If Canada doesn’t help you, Québec will! -注目されるべきケベック移民政策


先週、ようやく5月から受付を再開するカナダ連邦スキルワーカークラス新基準の詳細が発表になった。これを読むとスキルワーカーに関する限り、基本的に仕事のオファーがない場合、移民省指定の24職種に属さない人はカナダ永住権取得への道が断たれたというように一瞬見えてしまう。

この報道を読みながら、ふと何年か前に会った日本人女性の話を思い出す。

日本の大学でPhD(博士号)をまもなく取得する過程にあって、リサーチ目的でカナダを訪れていた彼女。社会や、家族や、俗に言う世間体からのプレッシャーをあまり感じることがない環境に置かれていた彼女が、ため息をつくように言い放った一言。「もう日本には帰りたくない。」

カナダでは彼女が博士号をとるために勉強していることを周りの友達は皆、羨ましく思っている。能力に恵まれて研究に没頭する人間のひた向きな姿が讃えられるのは当然なのにもかかわらず、日本に帰ると近所の人達から「あそこの娘さん、30過ぎてまだ結婚もせずに、大学院で博士号の勉強してるんだって…」と、変わり者扱いされるというのだ。

あまりにも馬鹿げた状況にコメントもできなかった瞬間。

人間が他人の意見や時代遅れの価値観に惑わされずに正直に自己が欲することを追及している姿を見て、どうしてそんな評価が出てくるのか。勿論、彼女は予定通り日本に帰った。

どうやっても変わらない社会、そして、それ以上に立ち止まったままの人の心が、目に見えない大きな壁を社会に創り出しているのだろうか。

ふとケベック州が打ち出しているユニークな移民プログラムについて思い出す。

連邦政府が掲げるエコノミッククラスの移民申請要件の中には、カナダで生まれ育った人々の多くでさえ満たすことのできない条件が数多く含まれている一方で、同じ国でありながらフランス語圏が持つ、社会のバランスを第一に考慮したとも思われる独自の移民政策にはひどく興味をひかれる。

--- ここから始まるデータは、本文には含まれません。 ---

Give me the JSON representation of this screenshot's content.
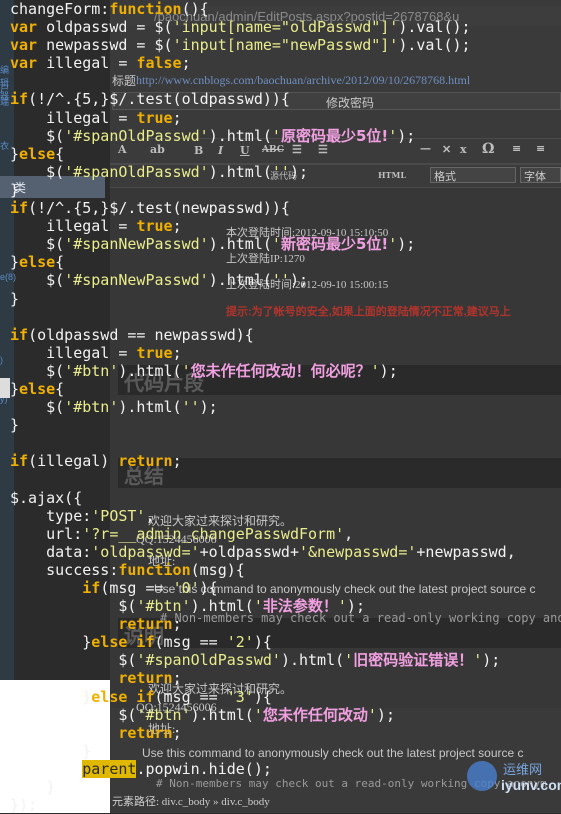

移民の国カナダで、英語が上手く話せないフランス語圏の人達は、社会の現状を連邦政府よりもより現実的な立場でとらえている気がする。

社会は高学歴でハイプロファイルな職業についている人達だけで構成されているわけではない。学歴では測れない人間の能力を上手く社会に反映させようとする移民政策。ようやく自分らしく生きることの意味を理解する20代後半から30代半ばぐらいの時点で、キャリアを180度転換して自分らしく生きられる土地で新たな生活を始めることを欲する人達に対して、ケベック州は現実味のあるソルーションを提供している。

言うまでもなく、ケベック州の移民プログラムでケベック州に移民することは基本的には連邦政府の移民プログラムで移民することと何ら変わりはない。ケベック州に移民した後に、他の州でいい仕事が見つかったらそこに移っても勿論全く問題はない。

ところが、ケベック州がフランス語圏であるため、例えば、連邦政府から公認を受けている移民コンサルタントでさえ、フランス語ができなければケベック州に移民を希望するクライアントの申請代行業務を行う資格が与えられない。つまり、ケベック州が提供しているユニークな移民プログラムのプロモーターがなかなか増えない現状がある。公用語でありながらフランス語と言うだけで、ケベック州以外の英語圏に住むカナダ人の多くが食わず嫌い的に近寄ろうともしないケベック。言葉の違いが生み出だすカナダとケベック州の距離を越えられないまま、ケベック州の移民プログラムは連邦政府の陰にすっかり隠れてしまっている。

もし本当にカナダで生活する選択肢を十分な学歴や職歴がない、カナダの雇用主が見つからないという理由だけで諦めている人がいるとしたら、ケベック州のプログラムは検討する価値があることを強調しておきたい。